Conversely: raise the plate resistor. Too high is not great because R4 R5 and amp load it. However you might try 330K, maybe with R4 snipped for test.
Triode wiring is worth a try. Different. Perhaps not better, but who knows?
What is your plate voltage? Both extremes: R2 at 100K and at zero ohms? Plate voltages "should" be around "half" of B+. On 300V supply, 100V to 200V, but much lower here. True, there are reasons to do otherwise. But if plate is slammed to B+ or down near the cathode voltage, output is very small and dirty. Which is kinda what you want, but you want a zone that is not weak yet not too clean.

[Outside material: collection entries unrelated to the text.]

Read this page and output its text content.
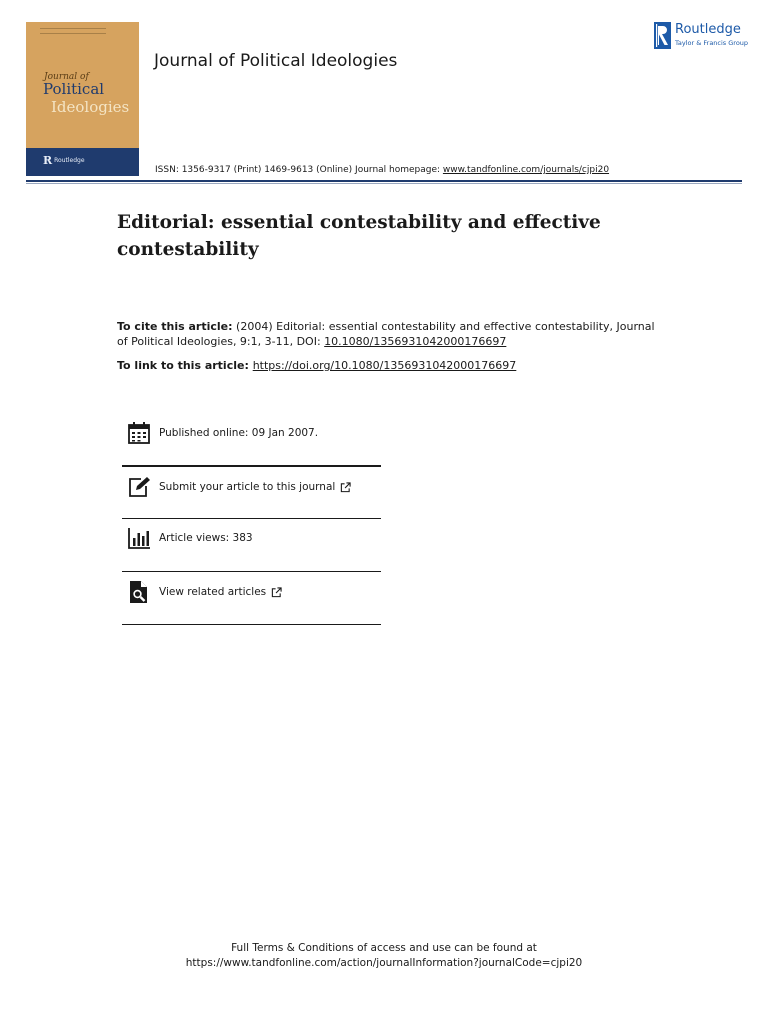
Journal of
Political
Ideologies
R Routledge
Journal of Political Ideologies
Routledge
Taylor & Francis Group
ISSN: 1356-9317 (Print) 1469-9613 (Online) Journal homepage: www.tandfonline.com/journals/cjpi20
Editorial: essential contestability and effective contestability
To cite this article: (2004) Editorial: essential contestability and effective contestability, Journal of Political Ideologies, 9:1, 3-11, DOI: 10.1080/1356931042000176697
To link to this article: https://doi.org/10.1080/1356931042000176697
Published online: 09 Jan 2007.
Submit your article to this journal
Article views: 383
View related articles
Full Terms & Conditions of access and use can be found at
https://www.tandfonline.com/action/journalInformation?journalCode=cjpi20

Plate voltage is a clue.
Low-low-low-voltage operation is tricky. You have Screen grid G2 going to B+. You never do this at "real" B+ voltages in voltage amps (power amps, yes). You get more gain at lower G2 voltages. But 9V is already very low, so.... Still, you might try feeding G2 from your 6V tap, or even do the conventional thing with 220K B+ to G2 0.1uFd (or 5uFd 10V electro) from G2 to ground.
At very low voltages, sneak current in G1 is not negligible. Some experimenters have used much lower values for your R1. However this reduces input impedance which loads your guitar. Others have leaked some positive voltage at G1, perhaps 10Meg from B+ to G1 (now you better have C1!).

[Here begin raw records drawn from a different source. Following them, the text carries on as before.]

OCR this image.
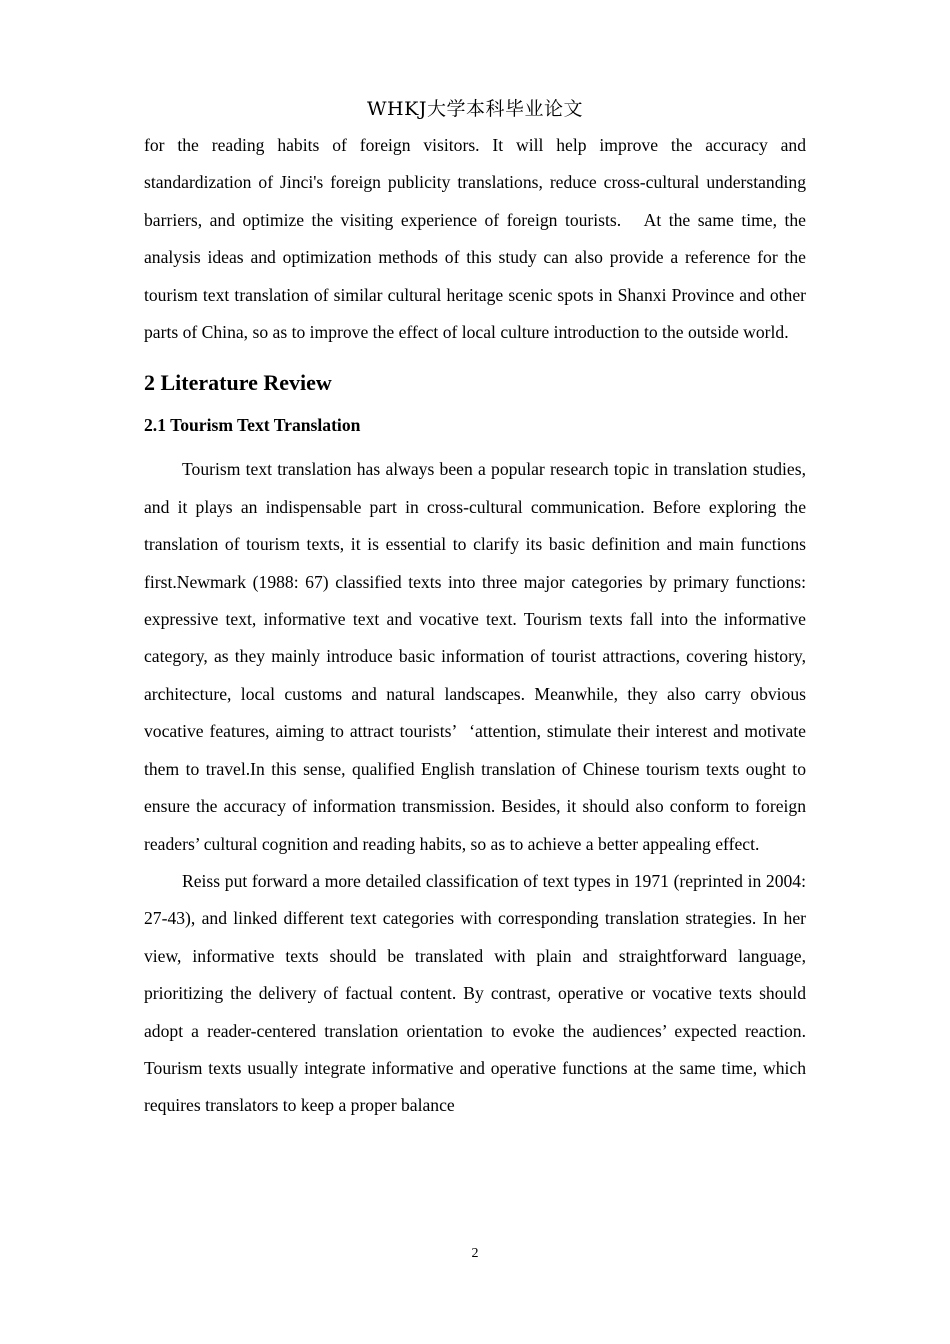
WHKJ大学本科毕业论文

for the reading habits of foreign visitors. It will help improve the accuracy and standardization of Jinci's foreign publicity translations, reduce cross-cultural understanding barriers, and optimize the visiting experience of foreign tourists.   At the same time, the analysis ideas and optimization methods of this study can also provide a reference for the tourism text translation of similar cultural heritage scenic spots in Shanxi Province and other parts of China, so as to improve the effect of local culture introduction to the outside world.

2 Literature Review
2.1 Tourism Text Translation

Tourism text translation has always been a popular research topic in translation studies, and it plays an indispensable part in cross-cultural communication. Before exploring the translation of tourism texts, it is essential to clarify its basic definition and main functions first.Newmark (1988: 67) classified texts into three major categories by primary functions: expressive text, informative text and vocative text. Tourism texts fall into the informative category, as they mainly introduce basic information of tourist attractions, covering history, architecture, local customs and natural landscapes. Meanwhile, they also carry obvious vocative features, aiming to attract tourists’  ‘attention, stimulate their interest and motivate them to travel.In this sense, qualified English translation of Chinese tourism texts ought to ensure the accuracy of information transmission. Besides, it should also conform to foreign readers’ cultural cognition and reading habits, so as to achieve a better appealing effect.

Reiss put forward a more detailed classification of text types in 1971 (reprinted in 2004: 27-43), and linked different text categories with corresponding translation strategies. In her view, informative texts should be translated with plain and straightforward language, prioritizing the delivery of factual content. By contrast, operative or vocative texts should adopt a reader-centered translation orientation to evoke the audiences’ expected reaction. Tourism texts usually integrate informative and operative functions at the same time, which requires translators to keep a proper balance

2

> There's some hum (not terrible)
Is it in a box? Tube-works out in the open DO catch ALL the hum in the room, annoying on low-level signal. Everything in the audio path should be in closed metal box. Tubes usually get shield-cans, though you can wrap with foil touching chassis for a test. If you do like Triode, there a trick: use G2 as your signal plate. Ground the designated plate. The plate is the outermost element. If grounded it shields all the other internal bits. G2 works fine as "a plate", up to some small amount of power. At 9V you can't possibly pass enough power in G2 to hurt it.
What do you have for B+ filter?
Are you SURE your LM317 is _clean_? Rough ripply 9V into a 6V regulator can give you ripply 6V "DC" which is a worse buzz than pure AC would be. 10 ohms to 2,200uFd would drop 9V down to 6AU6 heater level and be more-sure to be real clean.
When tubes are worked at VERY low B+ voltage, sometimes it helps to bend the specs on the heater. 7V or 8V in the "6.3V" heater will give some more plate current, and there's still many hundreds of hours of heater-life. However high heater voltage may excite more G1 leakage and force current down, you could try 5V heater.